I guess you'd expect me to jump in on this.
In the Midwest in the '60s there were plenty of adult parties. Trick-or-treating was largely left to the kids, except for the fathers tagging along and holding out their glasses for a boozy refill at each house. But costume parties were still in vogue. I remember one in particular where my mother dressed as a black cat and my father wore a straw boater and red and white vest as a barbershop quartet singer. But while it was ubiquitous among the kids -- only weirdo religious families didn't let their kids go out -- it wasn't uncommon for adults to have their own fun.
Adults dressing up for Hallowe'en goes back tot he earliest days of the celebration in America, too. I have photos from the 1900s of adult gatherings with everyone in costume. not a kid in sight. As I said in my own post on the subject, the traditions have moved around, but most of them have been there since the beginning.
Today, though, it's more for the adults than the kids, and like everything else, the sexuality is more explicit than implied; these are not subtle times. It's also reflective of our times in that the costumes are rarely based on traditional stories or books, but on movies and television. Hallowe'en is less about a connection with tradition, and more about expressing a connection to popular culture. That's a shame but again, these are not subtle times.

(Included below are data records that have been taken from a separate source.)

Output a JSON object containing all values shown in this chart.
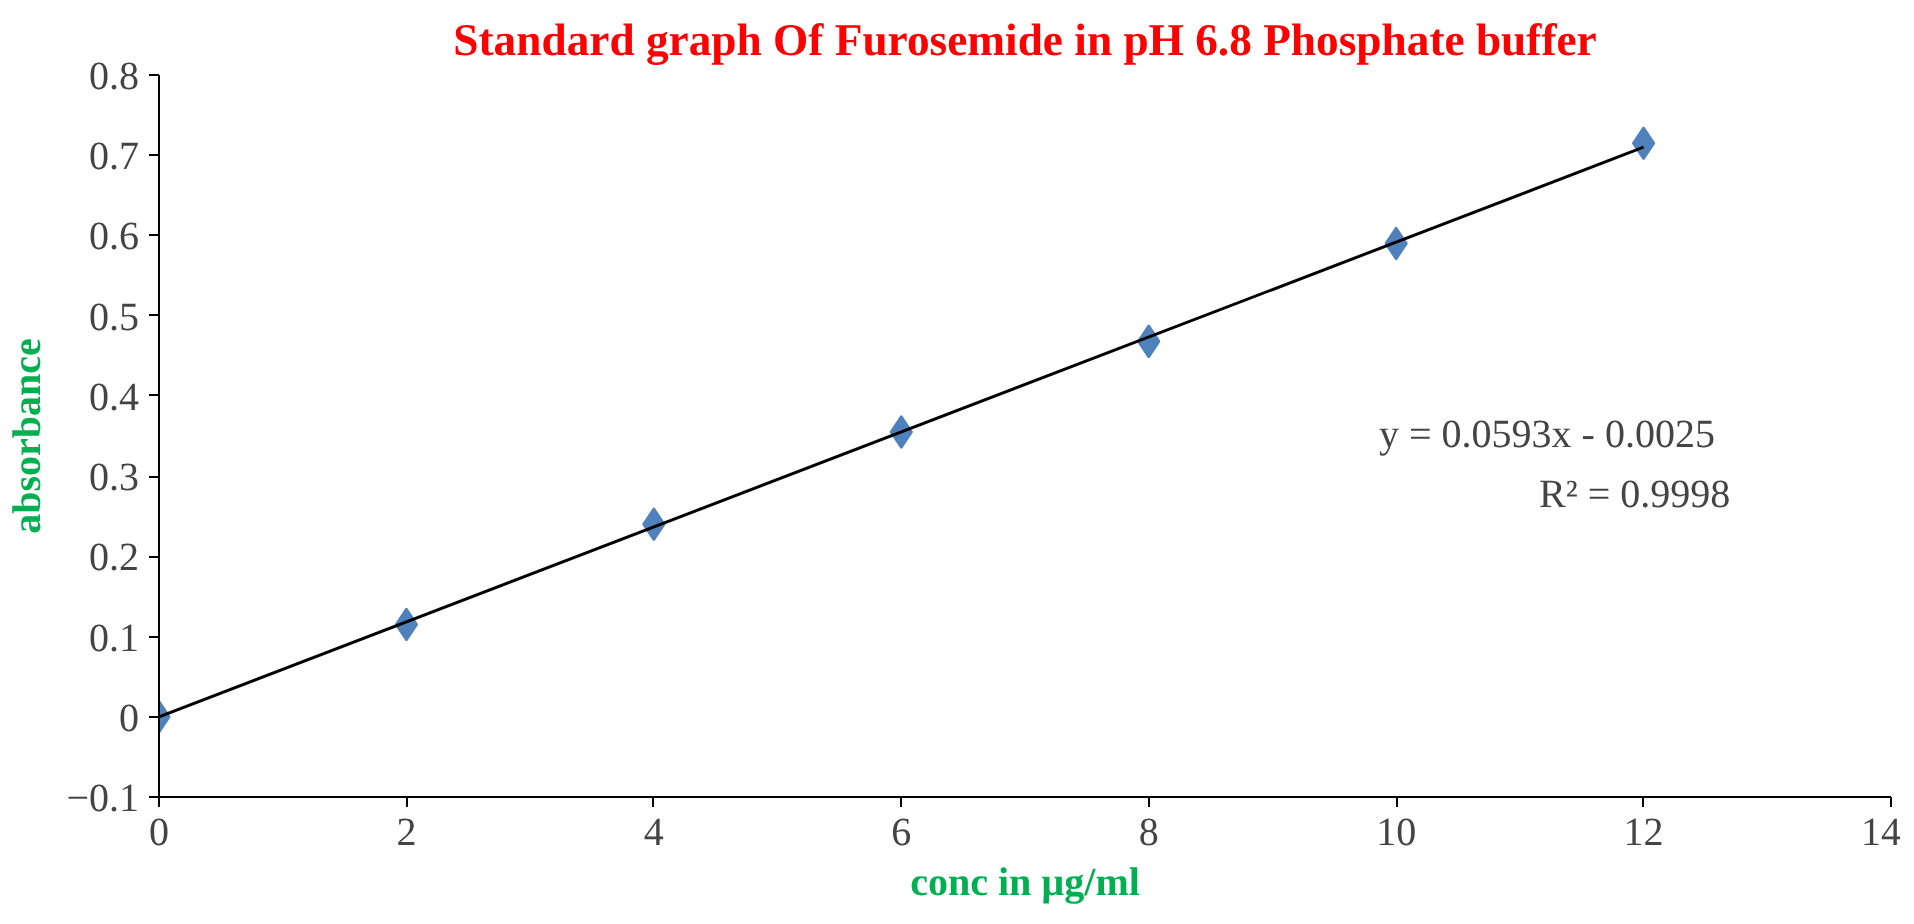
{
  "chart_data": {
    "type": "scatter",
    "title": "Standard graph Of Furosemide in pH 6.8 Phosphate buffer",
    "xlabel": "conc in µg/ml",
    "ylabel": "absorbance",
    "x": [
      0,
      2,
      4,
      6,
      8,
      10,
      12
    ],
    "series": [
      {
        "color": "#4f81bd",
        "marker": "diamond",
        "values": [
          0,
          0.115,
          0.24,
          0.355,
          0.468,
          0.59,
          0.715
        ]
      },
      {
        "type": "line",
        "color": "#000000",
        "x": [
          0,
          12
        ],
        "values": [
          0,
          0.71
        ],
        "line_style": "solid"
      }
    ],
    "annotations": [
      "y = 0.0593x - 0.0025",
      "R² = 0.9998"
    ],
    "xlim": [
      0,
      14
    ],
    "xticks": [
      0,
      2,
      4,
      6,
      8,
      10,
      12,
      14
    ],
    "ylim": [
      -0.1,
      0.8
    ],
    "yticks": [
      -0.1,
      0,
      0.1,
      0.2,
      0.3,
      0.4,
      0.5,
      0.6,
      0.7,
      0.8
    ],
    "grid": false
  }
}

I grew up in eastern Pennsylvania and my parents went to Halloween parties before my sister and I were born. When we were too old for trick or treating, they began to go to parties again. I don't think the day has been hijacked at all. Parents celebrate it one way and adults without young children celebrate it another.
Bah humbug!
Im not a big fan of Halloween but I also have no kids and though I'm nearly 33 would hesitate to qualify myself as an "adult". The kid in all of us wants to play. And play we shall!